Diana's brother, Earl Charles Spencer, had called for an independent inquiry earlier In November 2020, saying "sheer dishonesty" was used to secure the interview, including the use of forged documents and other unethical methods, to persuade Princess Diana to talk.
The UK Metropolitan police said that specialist detectives “obtained legal advice from Metropolitan police lawyers, independent counsel and from the Crown Prosecution Service. Following this detailed assessment and in view of the advice we received, we have determined that it is not appropriate to begin a criminal investigation into these allegations", quoted The Guardian.
The police authorities noted that no further action will be taken unless new significant evidence comes to light, added the report.
The BBC had announced on 18 November, that it will lead an independent investigation about the incident. Former Supreme Court Judge Lord John Dyson, who was the Master of the Rolls – the second most senior judge in England and Wales – was appointed to lead the probe.
Accusations Against Bashir
In a letter to Davie, Earl Spencer alleged that Bashir made defamatory statements about senior royals to gain his trust and access to his sister.
He also alleged that Bashir used forged bank statements to wrongly suggest that two senior courtiers were paid by security services to spy on the Princess. Earl Spencer wrote: "If it were not for me seeing these statements, I would not have introduced Bashir to my sister,” reported Daily Mail.
These claims included that Diana’s private correspondence was being opened, her car tracked, and phones tapped – described by the Mail as “preposterous lies”.

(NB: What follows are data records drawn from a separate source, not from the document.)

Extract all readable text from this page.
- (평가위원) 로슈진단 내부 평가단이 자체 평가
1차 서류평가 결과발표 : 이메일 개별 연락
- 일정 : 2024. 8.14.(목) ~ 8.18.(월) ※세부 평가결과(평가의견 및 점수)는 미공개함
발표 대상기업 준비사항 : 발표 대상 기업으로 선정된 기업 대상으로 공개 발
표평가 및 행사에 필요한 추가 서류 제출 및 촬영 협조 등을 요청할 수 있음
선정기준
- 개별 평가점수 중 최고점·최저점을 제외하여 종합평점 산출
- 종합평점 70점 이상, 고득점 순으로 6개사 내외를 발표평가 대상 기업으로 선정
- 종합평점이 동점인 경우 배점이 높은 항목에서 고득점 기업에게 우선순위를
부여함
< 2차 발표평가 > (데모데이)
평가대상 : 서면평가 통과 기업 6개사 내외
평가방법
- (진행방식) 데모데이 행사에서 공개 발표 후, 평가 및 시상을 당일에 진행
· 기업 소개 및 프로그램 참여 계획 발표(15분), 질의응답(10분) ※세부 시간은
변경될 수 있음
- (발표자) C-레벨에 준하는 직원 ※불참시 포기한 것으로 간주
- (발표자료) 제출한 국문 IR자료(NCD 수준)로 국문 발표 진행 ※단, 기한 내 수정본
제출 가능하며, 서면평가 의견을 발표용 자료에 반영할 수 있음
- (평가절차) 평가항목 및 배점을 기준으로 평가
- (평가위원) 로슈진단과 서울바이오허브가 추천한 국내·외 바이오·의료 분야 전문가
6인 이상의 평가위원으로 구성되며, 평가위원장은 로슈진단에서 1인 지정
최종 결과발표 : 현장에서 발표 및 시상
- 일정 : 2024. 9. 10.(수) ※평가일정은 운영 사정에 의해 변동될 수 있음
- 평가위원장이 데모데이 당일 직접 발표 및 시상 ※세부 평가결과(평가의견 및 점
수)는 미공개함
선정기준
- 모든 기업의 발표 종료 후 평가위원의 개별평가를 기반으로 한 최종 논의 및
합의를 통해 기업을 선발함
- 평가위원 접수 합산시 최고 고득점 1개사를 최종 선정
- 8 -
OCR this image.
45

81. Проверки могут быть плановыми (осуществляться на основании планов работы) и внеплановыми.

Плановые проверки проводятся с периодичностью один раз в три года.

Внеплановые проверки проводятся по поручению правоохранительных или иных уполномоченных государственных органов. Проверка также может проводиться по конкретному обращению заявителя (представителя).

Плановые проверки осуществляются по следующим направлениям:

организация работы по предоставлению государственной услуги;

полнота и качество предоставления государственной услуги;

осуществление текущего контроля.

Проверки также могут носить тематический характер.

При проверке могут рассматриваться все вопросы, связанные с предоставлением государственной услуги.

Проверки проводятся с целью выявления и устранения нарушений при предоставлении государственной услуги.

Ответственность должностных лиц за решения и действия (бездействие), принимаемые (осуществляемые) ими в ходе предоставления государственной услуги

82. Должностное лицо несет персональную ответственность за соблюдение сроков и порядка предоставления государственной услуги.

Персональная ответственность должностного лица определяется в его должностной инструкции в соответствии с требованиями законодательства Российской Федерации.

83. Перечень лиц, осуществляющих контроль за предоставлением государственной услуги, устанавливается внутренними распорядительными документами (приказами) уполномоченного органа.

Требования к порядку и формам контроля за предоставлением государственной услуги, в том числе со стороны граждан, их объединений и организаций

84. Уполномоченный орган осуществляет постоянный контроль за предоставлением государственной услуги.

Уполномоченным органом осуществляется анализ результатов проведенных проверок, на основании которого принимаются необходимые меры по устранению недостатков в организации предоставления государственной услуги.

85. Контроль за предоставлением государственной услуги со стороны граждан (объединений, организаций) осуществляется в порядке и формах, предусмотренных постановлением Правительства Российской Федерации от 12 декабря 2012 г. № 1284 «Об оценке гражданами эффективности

In the November 1995 interview, which was watched by 22.8 million people around the globe, Princess Diana told Martin Bashir that “there were three people” in her marriage – her, Prince Charles, and his long-time lover Camilla Parker-Bowles – and also revealed she had been unfaithful.
Diana and Charles formally got divorced in 1996. The following year, on 31 August 1997, 36-year-old Princess Diana, also known as the ‘people’s Princess’, died in a car crash in Paris, along with her boyfriend Dodi Fayed, and the driver of the car, Henri Paul.